Many of you have done some hiking. You know that when you get lost in the woods you should never just thrash about with no particular plan. No, you try to slowly backtrack until you see some sign of the trail, some blaze on a tree which tells you how others other have found the way before you. That’s what scripture is, not so much an answer book as a journal of how others have traveled the way of faith before you. In its pages you find stories of people who felt afraid and abandoned—but also discovered God’s care in their trials. When you feel lost it just makes sense to go to the trail which others have blazed before you.

We don’t know which texts Jesus discussed with those Emmaus travelers, but he must have helped them see that they were not the first to struggle with despair. He must have shown how even the Messiah had to go through periods of fear and confusion. He must have helped them see that there is light beyond any darkness. In short, he must have put their present struggle into the bigger context of God’s ability to sustain in the midst of crisis. So on those days when we struggle to find hope and direction we do well to return to the trail; that is where God promises to meet us.

Yet, it is no accident that the great “ah ha” moment in this story occurs as Jesus takes bread and shares it with them. In your introduction to worship class at seminary one of the first things you are taught is that presiding at the Eucharist involves 4 distinct actions: taking, blessing, breaking, and sharing. In using those words Luke is clearly evoking the scene in the upper room and suggesting to us that Jesus is found in the bread and wine of the Lord’s Supper.

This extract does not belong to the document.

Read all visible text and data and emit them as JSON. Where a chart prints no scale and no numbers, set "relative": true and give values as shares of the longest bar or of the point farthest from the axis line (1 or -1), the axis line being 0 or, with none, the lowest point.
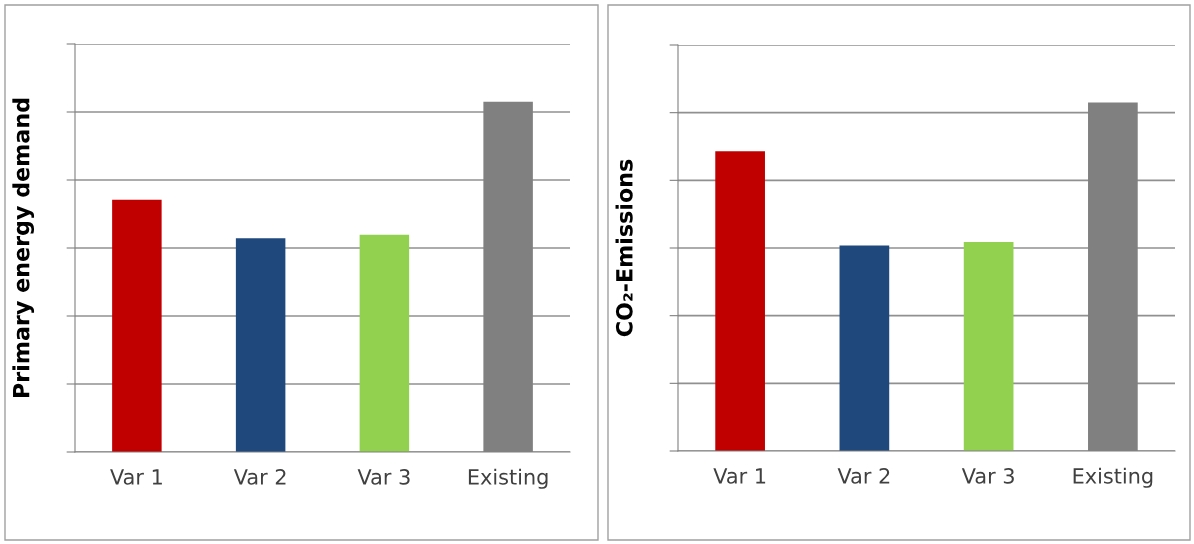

Humans are sensory creatures, we experience things most fully when we can taste, feel, see, touch, and hear them. I can tell you that God loves you and is with you in all circumstances. But it is much more powerful when you come to this table and literally taste the presence of Christ on your lips. Our hearts grow faint and our faith may weaken; but at the altar God is as present as bread and wine. The Eucharist is not magic; it is a multi-level experience which makes the invisible visible. The Supper is the community of Christ made concrete, as children and seniors share a place at the table.

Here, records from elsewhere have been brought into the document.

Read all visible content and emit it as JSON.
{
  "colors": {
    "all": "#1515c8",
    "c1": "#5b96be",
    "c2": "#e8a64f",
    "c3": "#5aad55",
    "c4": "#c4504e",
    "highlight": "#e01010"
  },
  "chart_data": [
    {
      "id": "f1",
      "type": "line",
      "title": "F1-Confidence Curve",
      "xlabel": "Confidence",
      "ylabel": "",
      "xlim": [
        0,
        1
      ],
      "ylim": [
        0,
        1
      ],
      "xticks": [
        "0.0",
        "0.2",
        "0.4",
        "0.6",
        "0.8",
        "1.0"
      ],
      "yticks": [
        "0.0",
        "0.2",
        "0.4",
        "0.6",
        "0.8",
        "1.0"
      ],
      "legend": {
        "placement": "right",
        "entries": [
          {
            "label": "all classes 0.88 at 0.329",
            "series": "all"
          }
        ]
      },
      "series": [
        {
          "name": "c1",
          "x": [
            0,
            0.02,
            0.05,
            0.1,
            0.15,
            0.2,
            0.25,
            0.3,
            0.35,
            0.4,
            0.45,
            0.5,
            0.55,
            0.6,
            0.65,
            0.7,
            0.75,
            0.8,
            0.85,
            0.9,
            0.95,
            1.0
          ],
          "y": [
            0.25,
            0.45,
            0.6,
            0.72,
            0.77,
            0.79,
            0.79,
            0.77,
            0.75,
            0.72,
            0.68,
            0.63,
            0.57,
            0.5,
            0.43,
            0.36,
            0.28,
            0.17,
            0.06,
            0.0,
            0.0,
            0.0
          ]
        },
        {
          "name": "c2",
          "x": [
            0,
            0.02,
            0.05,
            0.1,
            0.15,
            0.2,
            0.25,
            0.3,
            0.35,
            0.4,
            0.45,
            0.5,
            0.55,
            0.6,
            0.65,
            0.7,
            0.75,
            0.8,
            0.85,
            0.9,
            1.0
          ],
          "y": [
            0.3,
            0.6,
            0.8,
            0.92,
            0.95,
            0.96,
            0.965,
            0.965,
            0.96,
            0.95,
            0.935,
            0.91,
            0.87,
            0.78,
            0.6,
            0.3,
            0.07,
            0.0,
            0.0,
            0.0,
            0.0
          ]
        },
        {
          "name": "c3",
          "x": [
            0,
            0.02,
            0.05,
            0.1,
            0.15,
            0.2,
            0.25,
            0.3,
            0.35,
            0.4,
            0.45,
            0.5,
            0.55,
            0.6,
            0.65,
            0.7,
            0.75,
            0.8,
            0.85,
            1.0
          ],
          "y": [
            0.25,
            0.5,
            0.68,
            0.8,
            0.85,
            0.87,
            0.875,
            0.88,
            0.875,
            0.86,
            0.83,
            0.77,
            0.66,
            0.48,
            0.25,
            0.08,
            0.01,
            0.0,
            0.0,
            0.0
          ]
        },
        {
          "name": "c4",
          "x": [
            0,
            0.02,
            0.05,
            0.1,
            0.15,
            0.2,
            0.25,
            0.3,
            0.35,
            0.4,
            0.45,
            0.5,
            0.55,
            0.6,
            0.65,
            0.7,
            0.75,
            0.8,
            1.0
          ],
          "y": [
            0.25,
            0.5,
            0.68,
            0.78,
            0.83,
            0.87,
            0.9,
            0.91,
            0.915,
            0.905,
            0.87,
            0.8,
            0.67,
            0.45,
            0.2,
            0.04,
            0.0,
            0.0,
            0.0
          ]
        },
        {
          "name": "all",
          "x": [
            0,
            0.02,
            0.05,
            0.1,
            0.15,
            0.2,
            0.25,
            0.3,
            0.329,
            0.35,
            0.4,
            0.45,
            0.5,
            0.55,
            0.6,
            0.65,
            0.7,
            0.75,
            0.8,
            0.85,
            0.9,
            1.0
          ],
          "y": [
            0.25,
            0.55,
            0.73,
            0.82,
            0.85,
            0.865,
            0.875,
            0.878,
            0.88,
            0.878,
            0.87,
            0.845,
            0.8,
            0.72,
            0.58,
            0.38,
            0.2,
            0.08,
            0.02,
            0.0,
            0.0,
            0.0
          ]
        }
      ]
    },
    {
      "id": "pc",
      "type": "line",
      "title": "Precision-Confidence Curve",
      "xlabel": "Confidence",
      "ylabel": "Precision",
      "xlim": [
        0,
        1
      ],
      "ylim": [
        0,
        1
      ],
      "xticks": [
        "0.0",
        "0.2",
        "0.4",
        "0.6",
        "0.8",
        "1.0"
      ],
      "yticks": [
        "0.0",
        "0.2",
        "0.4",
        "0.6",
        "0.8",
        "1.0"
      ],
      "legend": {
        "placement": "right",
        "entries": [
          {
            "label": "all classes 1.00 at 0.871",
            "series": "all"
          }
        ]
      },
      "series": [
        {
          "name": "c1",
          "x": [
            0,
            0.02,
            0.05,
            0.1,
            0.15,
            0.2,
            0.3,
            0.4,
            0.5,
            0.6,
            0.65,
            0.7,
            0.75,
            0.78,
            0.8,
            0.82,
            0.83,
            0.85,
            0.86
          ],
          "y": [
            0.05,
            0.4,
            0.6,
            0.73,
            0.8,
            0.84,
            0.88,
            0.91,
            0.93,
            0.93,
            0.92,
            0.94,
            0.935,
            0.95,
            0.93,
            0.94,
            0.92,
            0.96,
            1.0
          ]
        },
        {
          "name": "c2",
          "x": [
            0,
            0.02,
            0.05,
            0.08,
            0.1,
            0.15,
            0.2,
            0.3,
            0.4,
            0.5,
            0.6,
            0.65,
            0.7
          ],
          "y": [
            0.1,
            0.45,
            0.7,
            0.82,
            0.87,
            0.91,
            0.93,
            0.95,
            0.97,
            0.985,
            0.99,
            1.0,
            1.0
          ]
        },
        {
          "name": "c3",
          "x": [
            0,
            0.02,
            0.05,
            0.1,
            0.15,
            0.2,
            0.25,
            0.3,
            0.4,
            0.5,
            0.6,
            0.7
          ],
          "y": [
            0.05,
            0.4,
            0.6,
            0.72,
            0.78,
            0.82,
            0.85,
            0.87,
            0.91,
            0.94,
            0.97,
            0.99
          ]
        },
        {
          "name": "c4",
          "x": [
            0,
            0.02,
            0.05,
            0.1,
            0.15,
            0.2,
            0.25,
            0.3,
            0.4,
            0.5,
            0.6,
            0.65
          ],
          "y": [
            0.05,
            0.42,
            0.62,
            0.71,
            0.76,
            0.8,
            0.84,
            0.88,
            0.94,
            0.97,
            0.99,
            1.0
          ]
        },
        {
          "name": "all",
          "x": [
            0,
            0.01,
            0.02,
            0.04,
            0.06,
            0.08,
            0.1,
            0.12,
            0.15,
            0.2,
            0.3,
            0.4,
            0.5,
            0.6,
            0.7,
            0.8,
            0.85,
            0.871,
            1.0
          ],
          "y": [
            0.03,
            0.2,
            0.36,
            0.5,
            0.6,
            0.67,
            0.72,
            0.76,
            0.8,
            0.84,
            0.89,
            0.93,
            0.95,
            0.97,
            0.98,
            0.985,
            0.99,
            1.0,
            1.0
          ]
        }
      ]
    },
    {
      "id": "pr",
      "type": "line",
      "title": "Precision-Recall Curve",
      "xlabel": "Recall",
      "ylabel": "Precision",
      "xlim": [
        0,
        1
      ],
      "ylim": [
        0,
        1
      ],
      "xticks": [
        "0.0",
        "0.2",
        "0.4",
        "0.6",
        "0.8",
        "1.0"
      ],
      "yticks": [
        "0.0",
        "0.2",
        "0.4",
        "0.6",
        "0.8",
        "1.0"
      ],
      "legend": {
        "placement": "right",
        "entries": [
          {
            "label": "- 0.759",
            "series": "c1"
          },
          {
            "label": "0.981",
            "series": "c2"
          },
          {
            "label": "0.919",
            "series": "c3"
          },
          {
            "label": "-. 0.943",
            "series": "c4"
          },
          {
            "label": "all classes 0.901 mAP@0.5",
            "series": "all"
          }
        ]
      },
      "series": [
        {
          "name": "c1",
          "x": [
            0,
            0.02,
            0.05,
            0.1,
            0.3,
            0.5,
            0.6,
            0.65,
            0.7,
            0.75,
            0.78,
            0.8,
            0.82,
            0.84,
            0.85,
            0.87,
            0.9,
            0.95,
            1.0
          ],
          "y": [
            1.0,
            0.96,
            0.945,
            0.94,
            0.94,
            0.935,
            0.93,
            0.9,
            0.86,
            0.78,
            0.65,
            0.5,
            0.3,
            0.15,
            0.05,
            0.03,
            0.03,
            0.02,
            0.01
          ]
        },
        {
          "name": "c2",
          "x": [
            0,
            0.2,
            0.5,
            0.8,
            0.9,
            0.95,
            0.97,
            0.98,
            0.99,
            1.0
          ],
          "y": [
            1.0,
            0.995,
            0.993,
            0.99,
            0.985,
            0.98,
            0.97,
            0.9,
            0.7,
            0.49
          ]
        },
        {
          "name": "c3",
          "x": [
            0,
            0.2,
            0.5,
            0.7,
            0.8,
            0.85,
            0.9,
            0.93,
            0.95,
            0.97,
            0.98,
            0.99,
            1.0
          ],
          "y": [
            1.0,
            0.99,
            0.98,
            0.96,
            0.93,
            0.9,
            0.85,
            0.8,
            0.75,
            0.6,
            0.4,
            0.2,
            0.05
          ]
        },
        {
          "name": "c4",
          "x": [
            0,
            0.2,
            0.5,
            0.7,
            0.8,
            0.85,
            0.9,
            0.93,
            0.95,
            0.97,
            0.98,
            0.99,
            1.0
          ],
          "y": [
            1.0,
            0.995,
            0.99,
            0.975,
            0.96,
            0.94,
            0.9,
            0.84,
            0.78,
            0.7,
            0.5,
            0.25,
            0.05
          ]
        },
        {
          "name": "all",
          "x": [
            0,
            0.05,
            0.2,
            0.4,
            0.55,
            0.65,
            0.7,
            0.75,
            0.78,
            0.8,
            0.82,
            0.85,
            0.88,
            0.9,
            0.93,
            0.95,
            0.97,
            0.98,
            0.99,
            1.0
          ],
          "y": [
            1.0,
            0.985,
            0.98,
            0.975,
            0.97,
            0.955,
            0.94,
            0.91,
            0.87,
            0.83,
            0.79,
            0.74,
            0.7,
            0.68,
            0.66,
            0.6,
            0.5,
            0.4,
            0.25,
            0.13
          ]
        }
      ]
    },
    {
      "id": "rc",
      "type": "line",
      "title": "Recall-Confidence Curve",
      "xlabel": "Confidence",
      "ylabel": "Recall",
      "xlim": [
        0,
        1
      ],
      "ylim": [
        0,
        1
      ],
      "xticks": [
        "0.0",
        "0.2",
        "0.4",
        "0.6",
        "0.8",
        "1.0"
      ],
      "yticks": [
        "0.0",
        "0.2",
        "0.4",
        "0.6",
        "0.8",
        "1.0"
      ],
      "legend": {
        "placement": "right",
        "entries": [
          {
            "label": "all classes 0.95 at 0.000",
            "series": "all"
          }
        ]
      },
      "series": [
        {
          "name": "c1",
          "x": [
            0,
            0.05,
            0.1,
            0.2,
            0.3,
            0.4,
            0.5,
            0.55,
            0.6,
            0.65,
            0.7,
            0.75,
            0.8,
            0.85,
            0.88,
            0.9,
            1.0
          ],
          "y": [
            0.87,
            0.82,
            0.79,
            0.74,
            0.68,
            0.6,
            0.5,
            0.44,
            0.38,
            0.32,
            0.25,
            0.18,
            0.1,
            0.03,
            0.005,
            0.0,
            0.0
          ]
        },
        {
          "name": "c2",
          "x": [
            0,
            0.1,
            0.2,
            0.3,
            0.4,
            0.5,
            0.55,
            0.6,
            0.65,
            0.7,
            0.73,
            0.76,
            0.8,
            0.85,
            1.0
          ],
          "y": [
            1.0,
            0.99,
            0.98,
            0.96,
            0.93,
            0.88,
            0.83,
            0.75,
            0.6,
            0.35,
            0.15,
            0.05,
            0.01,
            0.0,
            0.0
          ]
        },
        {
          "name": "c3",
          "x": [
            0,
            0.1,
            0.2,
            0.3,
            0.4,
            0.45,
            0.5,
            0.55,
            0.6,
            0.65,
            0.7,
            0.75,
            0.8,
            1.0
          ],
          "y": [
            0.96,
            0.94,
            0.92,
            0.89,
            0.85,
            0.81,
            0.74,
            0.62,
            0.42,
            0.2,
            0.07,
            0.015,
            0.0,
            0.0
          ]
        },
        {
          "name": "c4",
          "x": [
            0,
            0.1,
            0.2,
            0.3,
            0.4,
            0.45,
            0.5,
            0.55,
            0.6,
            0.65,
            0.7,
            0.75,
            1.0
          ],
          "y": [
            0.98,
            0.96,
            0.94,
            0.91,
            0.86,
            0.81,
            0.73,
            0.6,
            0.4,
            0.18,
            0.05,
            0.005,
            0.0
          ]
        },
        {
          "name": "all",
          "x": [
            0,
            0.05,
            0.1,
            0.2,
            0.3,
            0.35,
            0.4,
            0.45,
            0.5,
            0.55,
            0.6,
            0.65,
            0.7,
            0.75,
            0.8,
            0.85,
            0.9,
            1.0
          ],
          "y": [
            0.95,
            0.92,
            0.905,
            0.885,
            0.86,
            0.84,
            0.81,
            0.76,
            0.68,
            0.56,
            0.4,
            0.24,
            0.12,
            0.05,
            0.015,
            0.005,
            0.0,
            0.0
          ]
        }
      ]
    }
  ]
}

That is why we take communion to our sick and shut-it. Bread and wine become a tangible sign that God has not forgotten about those who are beyond these walls and neither has this community. In the same way, God comes to us who gather today. If God seems distant to you this morning, I encourage you to linger a just a little longer than normal at the altar. Allow yourself to taste and savor the presence of God.

In her book, Take This Bread, Sara Miles tells about her journey from skeptical atheist to Christian disciple. Drawn in by the soaringworship of an Episcopal congregation she found herself compelled to create a feeding ministry for the hungry in San Francisco. Looking back on her experiences she writes,

Religion for me wasn’t believing God struggled to communicate a preordained plan in clumsy symbols or…finely crafted sentences written down dutifully by the apostles. Instead religion was learning how to see. I was trying make meaning from things I hadn’t previously paid attention to—the events I hadn’t bothered to see and the people I didn’t want to.”

“Religion was learning to see.” On those days when Jesus seems absent, perhaps our challenge is not so much to try a little harder, but to learn to see. In the ordinary things of life, God comes to us. In bread and wine, God comes to us. In the challenge of giving ourselves to others, God comes to us. In scripture, in the sacraments, in service—God comes and if we are attentive our eyes will be opened and our hearts filled with the hope we may have feared was gone forever.